Chris Hemsworth as Thor: Much flatter and less interesting than he was in his first movie. His mood doesn’t vary much and he sounds a bit like he’s putting on a fake Big Manly Voice, whereas he sounded much more natural in the first Thor film. I think what’s lacking is the contrast with lighter moments. This is the only performance that was a bit disappointing.
Samuel L. as Nick Fury: This by far the meatiest material he’s been given within the series, and as a result, a much better performance than we previously saw.
Scarlett Johansson as Natasha Romanoff / Black Widow: The same comments apply here. There’s actually a bit of layering to the performance.

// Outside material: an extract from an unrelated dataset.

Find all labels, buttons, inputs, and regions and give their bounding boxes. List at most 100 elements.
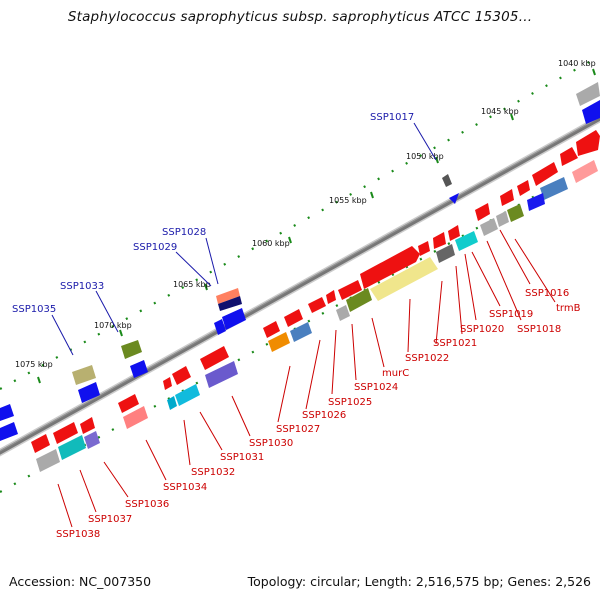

But the credit for that is with the script; I’m still not the least impressed with Scarlett as a serious actor.
Jeremy Renner as Clint Barton / Hawkeye: He’s given plenty to do here but the role remains one-dimensional. A solid action performance, and always believable, but there’s very little real acting material here. I get the feeling that Renner could have done more with the role than we got to see.
Clark Gregg as Agent Phil Colson: His schtick as the mild-mannered office drone of badasses is still cool. And he gains a nice bit of depth here, relative to what we’ve seen in the past. I’m not surprised that this is the guy they might base a Torchwood-ish TV spinoff around... well, except for one awkward detail, which would be a spoiler to discuss.
Tom Hiddleston as Loki: Better than he was in the Thor movie, even though his character is now more one-sided. He now manages to be frightening. And apparently, a lot of young (and not so young) female fans are getting their swoon on for him, which wasn’t really happening in the Thor film.
...aaaaaaaaand finally, we come to Mark Ruffalo as Bruce Banner. This needs a longer discussion, because unlike any of the others, this character is drastically changed from what we’ve seen in the previous movies. Ruffalo’s version of Banner is no closer to Ed Norton’s than it is to Eric Bana’s, or for that matter, Bill Bixby’s. This despite the fact that the Norton movie is still part of this film’s continuity. The Hulk model is also substantially changed, looking (and jumping around) more like the Ang Lee version than like Louis Leterrier’s ridiculous fashion-model hulk with the translucent skin and the overgrown teeth.
This film’s read on the Banner character is all new, and Ruffalo’s performance contributes something that Bana and Norton, for all their acting chops, utterly failed to bring to it: SUBTLETY. With Bana, everything that was supposed to be “hidden” below the surface was constantly paraded in the open, never really hidden at all, and Norton was little better. Ruffalo actually keeps the inside stuff on the inside, where it belongs. You pick up just the slightest whiff of what’s really going on — just enough so you can recognize later that you were seeing it all along. On the surface, he’s all scientist, and as nerdy as one might wish. Fans of the comic tell me that this is the first film version of the hulk that has gotten Banner’s character right, and I can see their point. This script finally fixes a major weak point of the otherwise excellent Ang Lee film, which Leterrier’s movie didn’t address, and Ruffalo deserves plenty of praise for how well he manages to convey a layered character with a low-key approach, avoiding all melodrama. I only wish he’d been skinnier.
Gwyneth Paltrow is here as “Pepper” Potts, but it’s basically just a cameo. Stellen Skarsgård’s part as Dr. Erik Selvig (returning from Thor) is quite a bit more substantial, and he delivers. The one other supporting role worth mentioning is Cobie Smulders as Nick Fury’s sidekick, Agent Maria Hill. It’s a thankless one-note role and she looks too much like a fashion model, but she brings presence to it.
One minor weak point is Alan Sylvestri’s score. It’s adequate but quite bland. His Aaron Copland-flavored themes for Captain America were better.
So put it all together, and you’ve got a movie with large and numerous strengths, and hardly any weaknesses. Of all superhero action blockbusters, this is the blockbustiest — far bigger and badder than the rest.